Verse > Anthologies > William McCarty, ed. > The American National Song Book
William McCarty, comp.  The American National Song Book.  1842.
For the Fourth of July
Tune—“The Exile of Erin”

WHEN first that proud queen, whom the waters environ,
  Who rules without rival the wide-spreading waves,
Strove to stretch o’er our country her sceptre of iron,
  And make her brave sons a base nation of slaves;
Our fathers, relying on Heaven for assistance,        5
Seeking support from allies at a distance,
Resolved to her tyranny manful resistance,
  And their country proclaim’d independent and free.
Seven long years for their rights they contended,
  With merciless myrmidons hired from afar,        10
Thousands were kill’d in the cause they defended,
  Or sunk with the burdens they bore in the war.
Martyrs to Freedom! may the tree long be cherish’d
For which in our soil while yet planting, you perish’d,
Whose roots with your hearts’ blood you joyously nourish’d,        15
  And which to your sons yields such heavenly fruit.
Wisdom in council—in combat cool bravery,
  Marr’d the cunning of tyrants, and courage of slaves;
Our fathers threw off the vile shackles of slavery,
  And spurn’d the dominion of madmen and knaves.        20
Britain, her wiles by our statesmen outwitted,
Her disciplined ranks by raw soldiers defeated,
Disgraced, from our shores with her ruffians retreated,
  And our country confess’d independent and free.
That work which our sires with such labour effected,        25
  Which cost what defies calculation to count;
By ourselves and our sons be forever protected,
  Whatever the danger, the toil, or amount.
And may this proud day, which gave birth to our nation,
Be held by our patriots in high estimation,        30
And receive from republicans glad celebration,
  Till the earth on its axis shall cease to revolve.
To the sages, who guided our grand Revolution,
  To the soldiers, whose swords gave success to the cause;
To the patriots, who founded our free constitution,        35
  Be thanks universal—unbounded applause.
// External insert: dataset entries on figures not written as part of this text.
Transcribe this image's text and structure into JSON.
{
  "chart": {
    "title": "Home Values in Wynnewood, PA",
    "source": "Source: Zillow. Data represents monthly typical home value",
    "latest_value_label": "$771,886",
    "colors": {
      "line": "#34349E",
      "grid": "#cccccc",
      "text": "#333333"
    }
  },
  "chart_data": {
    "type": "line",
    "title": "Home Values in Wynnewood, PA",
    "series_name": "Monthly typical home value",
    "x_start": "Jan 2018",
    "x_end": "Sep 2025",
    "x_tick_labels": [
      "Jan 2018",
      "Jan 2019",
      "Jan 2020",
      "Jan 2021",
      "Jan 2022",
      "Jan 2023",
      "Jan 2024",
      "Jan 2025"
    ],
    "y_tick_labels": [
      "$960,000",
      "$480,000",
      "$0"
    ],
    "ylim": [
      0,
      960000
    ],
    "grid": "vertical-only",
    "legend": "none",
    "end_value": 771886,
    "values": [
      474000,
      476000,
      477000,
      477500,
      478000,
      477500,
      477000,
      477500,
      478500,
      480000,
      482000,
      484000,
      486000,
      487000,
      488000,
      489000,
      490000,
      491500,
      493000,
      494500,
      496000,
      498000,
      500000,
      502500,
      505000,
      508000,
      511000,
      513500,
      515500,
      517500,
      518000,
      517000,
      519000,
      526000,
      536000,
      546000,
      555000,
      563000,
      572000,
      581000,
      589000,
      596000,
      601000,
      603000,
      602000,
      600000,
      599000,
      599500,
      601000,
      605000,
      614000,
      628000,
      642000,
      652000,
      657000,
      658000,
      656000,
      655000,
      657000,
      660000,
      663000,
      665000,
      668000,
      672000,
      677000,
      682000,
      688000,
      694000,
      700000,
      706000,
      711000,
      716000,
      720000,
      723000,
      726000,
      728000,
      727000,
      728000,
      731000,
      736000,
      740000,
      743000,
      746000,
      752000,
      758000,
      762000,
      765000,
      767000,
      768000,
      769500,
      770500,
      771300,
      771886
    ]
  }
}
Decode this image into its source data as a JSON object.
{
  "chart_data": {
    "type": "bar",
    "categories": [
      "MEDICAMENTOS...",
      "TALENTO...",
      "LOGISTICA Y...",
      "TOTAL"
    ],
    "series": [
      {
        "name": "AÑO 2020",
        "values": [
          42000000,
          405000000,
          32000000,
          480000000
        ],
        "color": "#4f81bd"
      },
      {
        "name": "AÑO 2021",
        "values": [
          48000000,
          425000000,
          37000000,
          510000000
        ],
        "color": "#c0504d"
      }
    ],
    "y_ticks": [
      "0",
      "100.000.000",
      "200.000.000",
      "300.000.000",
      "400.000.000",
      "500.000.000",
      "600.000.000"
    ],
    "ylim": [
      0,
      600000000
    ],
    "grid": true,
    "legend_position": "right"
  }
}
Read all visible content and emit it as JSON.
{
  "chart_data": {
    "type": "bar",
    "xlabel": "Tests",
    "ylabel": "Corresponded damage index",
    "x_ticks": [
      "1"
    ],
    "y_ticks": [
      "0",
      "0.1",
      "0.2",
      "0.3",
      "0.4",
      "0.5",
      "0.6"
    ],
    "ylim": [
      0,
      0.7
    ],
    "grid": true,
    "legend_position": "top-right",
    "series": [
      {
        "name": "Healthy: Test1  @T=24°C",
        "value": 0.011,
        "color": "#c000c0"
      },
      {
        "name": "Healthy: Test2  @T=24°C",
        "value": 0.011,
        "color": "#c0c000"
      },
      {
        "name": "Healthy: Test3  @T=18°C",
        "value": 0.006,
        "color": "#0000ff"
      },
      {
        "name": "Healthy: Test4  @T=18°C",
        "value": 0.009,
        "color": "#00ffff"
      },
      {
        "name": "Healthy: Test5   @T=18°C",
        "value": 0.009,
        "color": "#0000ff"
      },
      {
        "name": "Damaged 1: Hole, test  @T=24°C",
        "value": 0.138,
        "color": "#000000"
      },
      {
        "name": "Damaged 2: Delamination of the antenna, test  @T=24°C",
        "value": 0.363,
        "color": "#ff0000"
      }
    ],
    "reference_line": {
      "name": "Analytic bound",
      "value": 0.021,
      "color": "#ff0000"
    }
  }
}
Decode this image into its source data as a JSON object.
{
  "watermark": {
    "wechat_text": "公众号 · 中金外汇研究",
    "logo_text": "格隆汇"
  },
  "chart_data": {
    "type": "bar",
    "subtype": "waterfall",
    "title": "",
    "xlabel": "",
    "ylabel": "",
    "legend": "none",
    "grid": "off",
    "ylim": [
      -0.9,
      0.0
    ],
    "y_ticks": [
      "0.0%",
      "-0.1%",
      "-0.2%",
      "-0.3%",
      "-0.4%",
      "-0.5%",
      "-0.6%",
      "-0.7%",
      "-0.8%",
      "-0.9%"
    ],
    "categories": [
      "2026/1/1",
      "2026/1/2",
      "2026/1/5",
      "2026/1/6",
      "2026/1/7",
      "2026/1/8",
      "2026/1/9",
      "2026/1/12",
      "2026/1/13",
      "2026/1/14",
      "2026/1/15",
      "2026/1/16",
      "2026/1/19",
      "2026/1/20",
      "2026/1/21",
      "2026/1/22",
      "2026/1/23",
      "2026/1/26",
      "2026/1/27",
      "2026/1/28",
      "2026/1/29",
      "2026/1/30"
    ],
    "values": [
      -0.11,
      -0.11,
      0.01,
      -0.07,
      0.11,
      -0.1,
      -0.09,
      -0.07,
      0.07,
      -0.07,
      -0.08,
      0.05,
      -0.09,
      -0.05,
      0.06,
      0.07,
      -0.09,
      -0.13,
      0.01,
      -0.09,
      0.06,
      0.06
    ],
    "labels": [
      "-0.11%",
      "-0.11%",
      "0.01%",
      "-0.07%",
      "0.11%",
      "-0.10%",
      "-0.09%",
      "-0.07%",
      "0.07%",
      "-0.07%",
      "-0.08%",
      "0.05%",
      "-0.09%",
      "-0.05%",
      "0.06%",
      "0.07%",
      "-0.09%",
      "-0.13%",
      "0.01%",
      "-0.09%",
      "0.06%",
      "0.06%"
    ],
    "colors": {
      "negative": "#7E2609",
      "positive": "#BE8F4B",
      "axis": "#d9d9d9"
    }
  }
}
While one spark of freedom our bosoms shall fire,
Their names and their deeds virtuous acts will inspire,
Posterity rival the feats they admire,
  And millions unborn taste the blessings they bought.        40
And now to the pilot our vessel who’s guiding,
  Whose virtues and talents the world o’er have shone,
May the love of the people o’er whom he’s presiding,
  For the toils and the cares of his station atone.
Peace of mind, health of frame, length of days be him given;        45
Through his life may felicity flow pure and even;
And when by his God he is call’d home to Heaven,
  Of his spirit may our rulers a portion retain.